Taking the spotlight back… Susan Kirnbauer Bundy in Come Back Again. Photography: Alexi Pelekanos

The highlight of my day was Selkie: The Wet and Wild Show!, a slippery section of high camp that comes with a splash zone warning. Naked and bound by a rope around his ankles “for health and safety reasons”, Scottish artist Craig Manson poses as a mythical seal in human form. He slides greasily into the paddling pool and slides around the stage belly-first, with a perpetual docile smile, and is fed instructions and fish by his swimsuit-clad and increasingly cruel instructors (lavish hammerheads Agnes Evans Forrest and Jessica Kosselin).

In a matching wetsuit, Melissa Toner’s fantastically well-rounded interpretation adds depth and complexity to this wry comedy-tragedy, watching as Selkie interacts with the audience, flirts with Whisper and asks, with wide, uncomprehending eyes, if we’re really going to come home whenever we want. A deliciously irreverent offering, Selkie manages to sneak in unexpected musings on animal rights and the misery of capitalism in its absurdity. All while pumping out signature weird anthems.

To conclude the night, The Last Supper is a bold piece of large-scale political theatre. Mixa is a decade-old Brazilian artist-activist collective, made up primarily of transgender and queer artists. With experience of homelessness and gender-based violence, they met in São Paulo shelters. They deliberately reject the kind of stories you might expect from these details; A serious sob story that will not last a single second on this wild and despicable stage. Instead, under João Turchi’s moody direction, the group announces their final show together: a farewell worthy of The Last Supper.

Grand attempts made in Portuguese to recreate Leonardo da Vinci’s ubiquitous painting are curtailed by constant bickering, from creative discussions to outright fights. They say that if this performance is what they will remember, it must be amazing. So much is thrown into this random club that intentions can sometimes be uninhibited, but the idea of ​​defining your own legacy carries weight, especially since some former Mexa members have disappeared under unexplained circumstances.

The crew’s stubborn and fleeting thoughts are intercut and interrupted, and combined with documentary footage of the difficult training process. But despite all the hostility, the Last Supper is an invitation. Transforming the stage into a banquet for 30 audience members, a lavish meal of meat, fruit and wine is shown to those who are quick enough to get a seat. This fraught and tumultuous performance, fueled by solidarity and built on instability, clings to the messy resilience of the existing family, which can be relied upon in the absence of everything else.
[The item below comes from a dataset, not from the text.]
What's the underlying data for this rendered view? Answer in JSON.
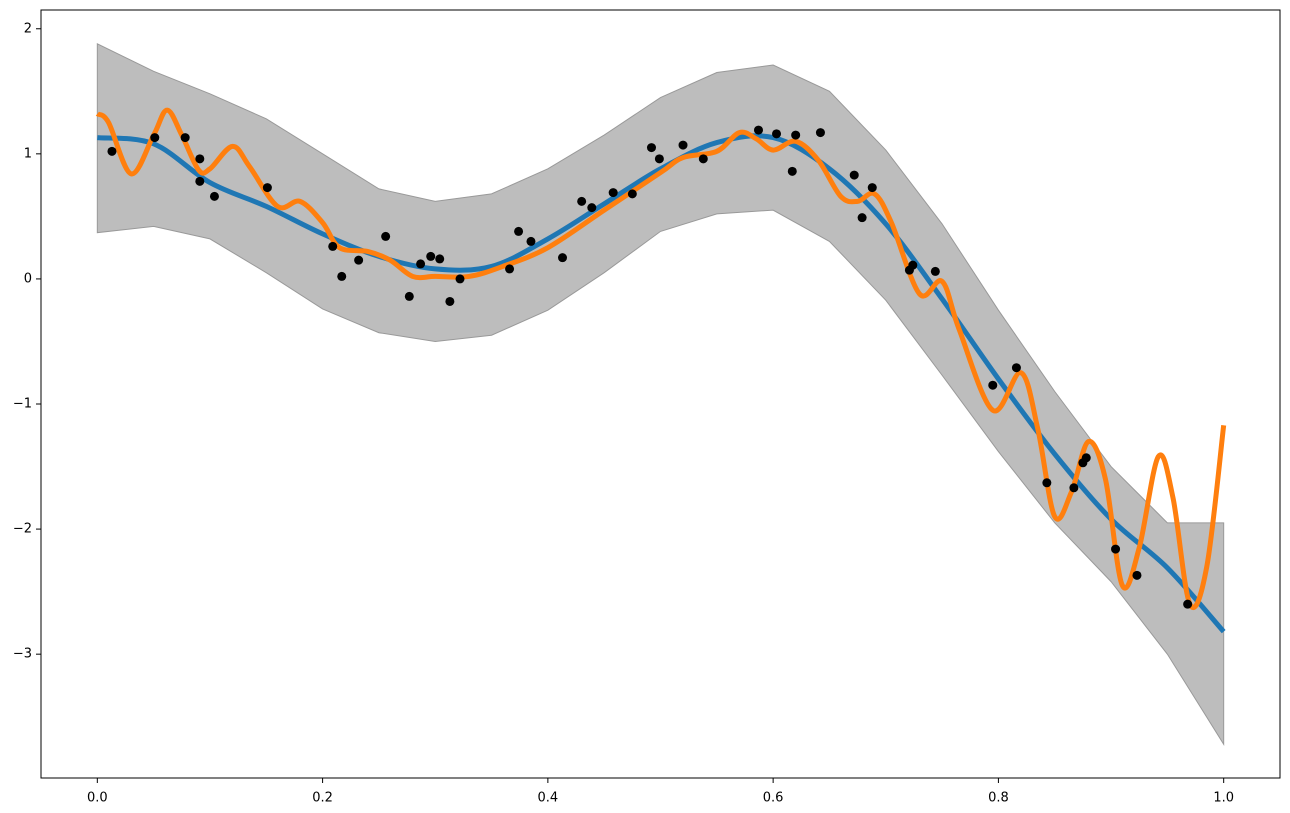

Delicious… The Last Supper by the Brazilian band MIXA. Photo: Maringas Maciel

Unexpected discoveries and full participation are a constant at this festival. Across the UK, funding cuts continue to shutter performance venues and festivals, with European comparisons putting our funding models to shame. Last week, MAYK, the company behind Bristol’s luminous international theater festival, Mayfest, was the latest to announce its closure. What a relief that Take Me Somewhere has secured multi-year funding from Creative Scotland, covering the bold experiments of this and the following festival. Bold platforms committed to beauty, chaos, brutality, and risk should always have a seat at the table.